Агата Кристи, «Опиум для никого»
Глава 1, Побег
Что же с тобою стало,
Мой ненаглядный герой?
Как же в груди кололо…
Ты стал для меня горой.
Для тебя я искала слово,
«Враг, насильник, подонок, мразь.
Душа умылась твоей кровью.
Скажи мне, ведь я права?
Кто скажет, что в живого человека целиться легко, если годами желал этому человеку сдохнуть в муках, да отрежут лгуну его гнусный язык… Откуда это? Не помню. Вроде бы там было про любовь…
Нет, это непросто. Сложно. Трудно. Больно. Чуть ли не проще было бы, будь всё наоборот.
Достаю из-за пазухи украденные у сторожа наручники.
– Надевай. Одну руку в наручник, наручник цепляешь к батарее. Быстрее!
Целюсь прямо в лоб, держу пистолет двумя руками, чтобы его не мотало из стороны в сторону.
Наручники я бросила вперед, на пару метров, так, чтобы он смог до них дотянуться.
Стоя на коленях, Юрка молча ставит обе руки перед собой на землю. Поза теперь абсолютно собачья. И взгляд как у побитого пса.
– Стреляй. Ты пойми, Таша…
– Заткнись!
– Стреляй! Это уже ничего не изменит. Хочешь избавиться от меня, убей. Иначе не получится. Я не останусь здесь один…

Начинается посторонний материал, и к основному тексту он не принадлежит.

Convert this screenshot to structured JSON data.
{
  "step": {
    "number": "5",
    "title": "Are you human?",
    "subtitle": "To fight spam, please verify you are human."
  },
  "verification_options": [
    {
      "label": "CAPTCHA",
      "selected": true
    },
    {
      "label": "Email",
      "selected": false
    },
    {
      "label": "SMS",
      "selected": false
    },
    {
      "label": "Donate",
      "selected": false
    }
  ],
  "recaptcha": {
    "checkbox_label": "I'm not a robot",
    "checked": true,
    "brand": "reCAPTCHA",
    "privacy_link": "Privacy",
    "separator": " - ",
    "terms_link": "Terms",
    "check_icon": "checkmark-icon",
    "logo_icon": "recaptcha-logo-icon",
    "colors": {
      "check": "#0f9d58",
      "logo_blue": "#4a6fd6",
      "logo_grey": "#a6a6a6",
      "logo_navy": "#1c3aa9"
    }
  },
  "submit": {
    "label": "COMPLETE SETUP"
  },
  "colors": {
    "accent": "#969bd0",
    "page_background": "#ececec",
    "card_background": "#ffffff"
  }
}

– Просто возьми наручники и сделай как я сказала. Иначе ведь накажут…
Он мог бы сощурить глаза и сказать мне что-нибудь язвительное в духе, «А тебе не всё равно?» Но он поступил иначе, и от этого становится только хуже:
– Пускай наказывают. Двум смертям не бывать, а одной не миновать. Уйдешь, оставив меня в живых, это станет равносильно…
– Не смей!
Я не позволю ему произнести это слово вслух.
– Хорошо. Если хочешь, я могу тебе помочь. Кинь мне пистолет. Проверь, чтобы предохранитель снят и патрон боевой в стволе. Я потом всё сделаю сам. А ты иди. Ступай. Или тебе обязательно нужно видеть мой труп?
– Рот закрой, сволочь!
Я впервые обзываю его. Будто пнула пса в живот, когда он приполз за лаской. От резкого слова как от удара, он действительно сжимается весь, и я физически ощущаю всю силу нанесенного пинка.
Длинные темные пушистые ресницы дрожат, он смотрит мне снизу вверх прямо в глаза.
– Повтори!
Я открываю рот. Оставшаяся краска сбегает с его лица. Почему? Это же просто слова. Но я не могу.
– Тебе помешает твой верный пёс?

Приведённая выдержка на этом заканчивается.